Sweden’s free education in combination with my curious and sometimes ambivalent mind, made my initial academic endeavour to understand and address societal issues rather non-linear. But after having left a civil engineer program, been intrigued and then unsatisfied with the simple models of supply and demand in an economics program, a red thread between my explorations of academic subjects emerged.
This manifested itself during my bachelor thesis as I got the opportunity to conduct a field study in Jordan where I investigated the impact of a labour market integration policy for Syrian refugees. The discrepancy between the intentions of the policy and the experiences of the people it was aimed to help, intrigued me to further understand implementation barriers of policies. Little did I know that my future work would focus on just that: exploring and support social and health impacts of policies.
The only relation I had with LSE was my weekly consumption of the public lectures podcast, but it had never strike me that it was possible for me to apply – less so get admitted – to the institution behind it. But after graduating from Lund University and having been encouraged by a friend of mine, I applied to the MSc in International Social and Public Policy in 2018, intrigued by the described interdisciplinary approach. Through studies of policy making processes, demography, urban development and political psychology, my analytical world expanded greatly. With very engaging and challenging seminars coupled with inspiring public lectures, I got in touch with the many perspectives of the fantastic students and teachers at LSE and came to view societal issues and proposed solutions to them in a more nuanced way.

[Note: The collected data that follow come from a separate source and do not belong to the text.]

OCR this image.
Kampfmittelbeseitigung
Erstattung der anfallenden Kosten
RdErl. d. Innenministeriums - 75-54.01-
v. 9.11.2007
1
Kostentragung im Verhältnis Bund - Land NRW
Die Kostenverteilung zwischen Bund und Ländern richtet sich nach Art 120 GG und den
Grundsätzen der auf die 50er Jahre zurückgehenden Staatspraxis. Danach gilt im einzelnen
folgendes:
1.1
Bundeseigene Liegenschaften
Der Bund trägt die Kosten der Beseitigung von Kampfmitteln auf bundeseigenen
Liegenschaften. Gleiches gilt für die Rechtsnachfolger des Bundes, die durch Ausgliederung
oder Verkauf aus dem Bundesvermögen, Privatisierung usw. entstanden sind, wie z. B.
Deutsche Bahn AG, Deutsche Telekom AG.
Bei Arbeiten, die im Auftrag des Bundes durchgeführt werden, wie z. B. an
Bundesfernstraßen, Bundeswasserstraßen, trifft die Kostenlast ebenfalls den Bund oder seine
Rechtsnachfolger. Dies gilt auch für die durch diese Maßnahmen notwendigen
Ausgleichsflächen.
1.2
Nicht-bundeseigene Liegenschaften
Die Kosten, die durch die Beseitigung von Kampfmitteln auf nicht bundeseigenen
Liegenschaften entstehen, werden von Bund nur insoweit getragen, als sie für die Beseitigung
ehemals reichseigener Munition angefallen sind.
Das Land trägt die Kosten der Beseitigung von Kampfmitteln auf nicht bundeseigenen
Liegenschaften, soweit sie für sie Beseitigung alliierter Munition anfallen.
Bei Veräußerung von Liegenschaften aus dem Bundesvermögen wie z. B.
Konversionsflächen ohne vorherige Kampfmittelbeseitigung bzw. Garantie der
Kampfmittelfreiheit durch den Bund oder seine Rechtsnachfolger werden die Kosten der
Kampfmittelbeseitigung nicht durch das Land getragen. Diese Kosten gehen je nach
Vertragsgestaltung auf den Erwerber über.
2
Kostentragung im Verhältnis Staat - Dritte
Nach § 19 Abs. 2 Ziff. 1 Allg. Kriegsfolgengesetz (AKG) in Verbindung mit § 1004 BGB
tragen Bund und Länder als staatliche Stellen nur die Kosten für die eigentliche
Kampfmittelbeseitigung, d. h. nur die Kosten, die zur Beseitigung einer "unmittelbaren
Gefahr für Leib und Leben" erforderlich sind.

After graduating, I spent months of applying for jobs while thinking about how – if ever – my academic training at LSE would translate into an opportunity to work with similar topics, before finding and getting a job at RISE Social & Health Impact Center.
As part of the national research institute, we aim to contribute to a systemic transformation towards increased proactivity in the welfare sector. We do this by supporting public, civic, and private actors in designing, delivering, and evaluating innovative solutions for better social and health impacts. For instance, we’re currently setting up a collective impact structure in Stockholm together with civil society actors aimed at equal health outcomes; developing a measurement of quality of life to guide policy decisions in City of Helsingborg; and develop cities capacity to transform ambitious social sustainability programs to pragmatic structures of delivering them.
I lead these implementation processes aimed at building our partners collective capacity to deliver evidence based, preventative welfare services. This can entail everything from setting up decision-making structures for cross-disciplinary interventions, to develop the very measurements of social and health values that are used in policy goals. Parallel to the operative projects, we work with national and international partners to improve the understanding of the value and challenges of social investment strategies – which curiously links back perfectly to my previous academic experiences.